Until recently, Washington was one such state that controlled distribution and retail for hard liquor (but not wine, which you could get by the bottle at bars and grocery stores). In 2011, they privatized their liquor stores. To compensate for the lost revenues from hawking hooch, the “No, not DC” State imposed annual fees and charged large sums for retail liquor licenses.
As a result, liquor prices actually rose in Washington. One-third of the stores that opened under the first 167 licenses auctioned off by the state have since closed, unable to pay off the loans they took out to afford a license. Washington’s overflowing fees soaked up all the newly-privatized stores’ profits, leaving the owners there high and dry.
But Pennsylvania’s privatization plan doesn’t charge enough. Unlike in the Evergreen State, which has renewing annual fees, Pennsylvania House Bill 466 would charge retailers a one-time payment of $450,000 to sell liquor and wine. After that, the recurring fees and surcharges drop significantly. The bill’s fiscal note estimates a one-time $1.167 billion windfall —which would mostly go to the state’s General Fund—and $38.2 million annually in permit and licensing fees.
Let’s be Cristal-clear about what this means: Pennsylvania is giving up substantial annual profits for a one-time increase in funds.
Liquor prices rose in Washington after privatization. Washington’s overflowing fees soaked up all the newly-privatized stores’ profits, leaving the owners there high and dry.
For the fiscal year that ended June 30, 2014, the PLCB’s operating income (revenues after taxes and operating expenses) was $148 million. Of that amount, $25 million went to the state police; $2.5 million for addict programs; and the rest was PLCB profit: $123.7 million. The PLCB and the governor get to decide how much net profits to dump into the General Fund, and last year PLCB distributed $80 million to the General Fund and kept the rest.
Using this as a reasonable estimate, that amounts to $120 million each year just from selling booze—over the last few years, the PLCB has built up a comfortable $77 million cash cushion that shouldn’t need more stuffing anytime soon.

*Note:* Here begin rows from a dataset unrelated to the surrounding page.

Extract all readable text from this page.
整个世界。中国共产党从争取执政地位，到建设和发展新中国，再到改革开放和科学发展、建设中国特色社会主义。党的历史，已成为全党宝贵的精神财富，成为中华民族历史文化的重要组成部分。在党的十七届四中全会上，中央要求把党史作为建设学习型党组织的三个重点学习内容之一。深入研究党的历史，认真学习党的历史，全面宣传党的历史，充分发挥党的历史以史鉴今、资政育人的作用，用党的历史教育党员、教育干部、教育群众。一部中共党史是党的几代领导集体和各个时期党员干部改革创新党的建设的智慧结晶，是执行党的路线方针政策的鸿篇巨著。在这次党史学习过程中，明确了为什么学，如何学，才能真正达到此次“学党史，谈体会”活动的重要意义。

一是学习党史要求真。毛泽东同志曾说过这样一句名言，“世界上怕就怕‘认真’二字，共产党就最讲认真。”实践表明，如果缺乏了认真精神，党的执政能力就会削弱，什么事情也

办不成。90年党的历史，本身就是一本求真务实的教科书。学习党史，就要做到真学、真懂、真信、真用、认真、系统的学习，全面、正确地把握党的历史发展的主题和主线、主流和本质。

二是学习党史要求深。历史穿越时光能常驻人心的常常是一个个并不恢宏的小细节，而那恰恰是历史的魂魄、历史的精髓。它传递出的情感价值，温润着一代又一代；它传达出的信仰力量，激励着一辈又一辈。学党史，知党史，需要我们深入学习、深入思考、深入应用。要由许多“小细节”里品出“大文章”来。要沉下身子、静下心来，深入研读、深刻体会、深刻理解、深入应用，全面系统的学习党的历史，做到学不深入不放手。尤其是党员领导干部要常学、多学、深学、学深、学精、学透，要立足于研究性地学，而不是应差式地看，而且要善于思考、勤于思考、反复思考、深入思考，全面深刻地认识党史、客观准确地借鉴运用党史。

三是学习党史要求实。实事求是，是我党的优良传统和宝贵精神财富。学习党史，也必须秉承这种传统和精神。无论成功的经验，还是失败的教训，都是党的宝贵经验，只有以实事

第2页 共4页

The proposed legislation would give us a one-time influx of cash, followed by a fiscal hangover that would set in around 2030, and keep getting worse. Twenty years on, Pennsylvania will have collected a half a billion dollars less under HB 466 than under the current operations. If the legislature adopts Governor Wolf’s proposals to make state stores more competitive and bring in an estimated $185 million in additional profits a year, then the trade-off looks even worse (admittedly, of course, there is a good chance that $185 million will be as illusory as pink elephants, but some bump can be reasonably expected).
HB 466’s proponents say that the $1.167 billion is needed to plug the budget deficit. But deficits are annual affairs, so using one-time funds to fix deficit gaps is kind of like drinking your hangover away—you’ll feel better for a little bit, but you’ll pay for it later (if you don’t believe me, just ask the Philadelphia School District).
Even if you used the $1.167 billion to help pay down our nearly $50 billion pension debt, the annual amortization savings would only amount to about $105 million a year—$15 million a year less than we get now.
And, sadly, the current, revenue-reducing proposal’s assumption of lower liquor prices is specious. Pennsylvania buys more liquor and wine than anyone else in America, which means the PLCB gets some decent discounts. A privatized field will mean losing those discounts. It also means the most likely wholesalers to step in will be outside companies, siphoning profits away from Pennsylvania.
Maintaining the current level of state revenues while privatizing the system requires a delicate balance. The current bill resembles me leaving a bar at 3 A.M. more than it does a gymnast. And like any post-last-call trip to the Republican, it’s a terrible idea.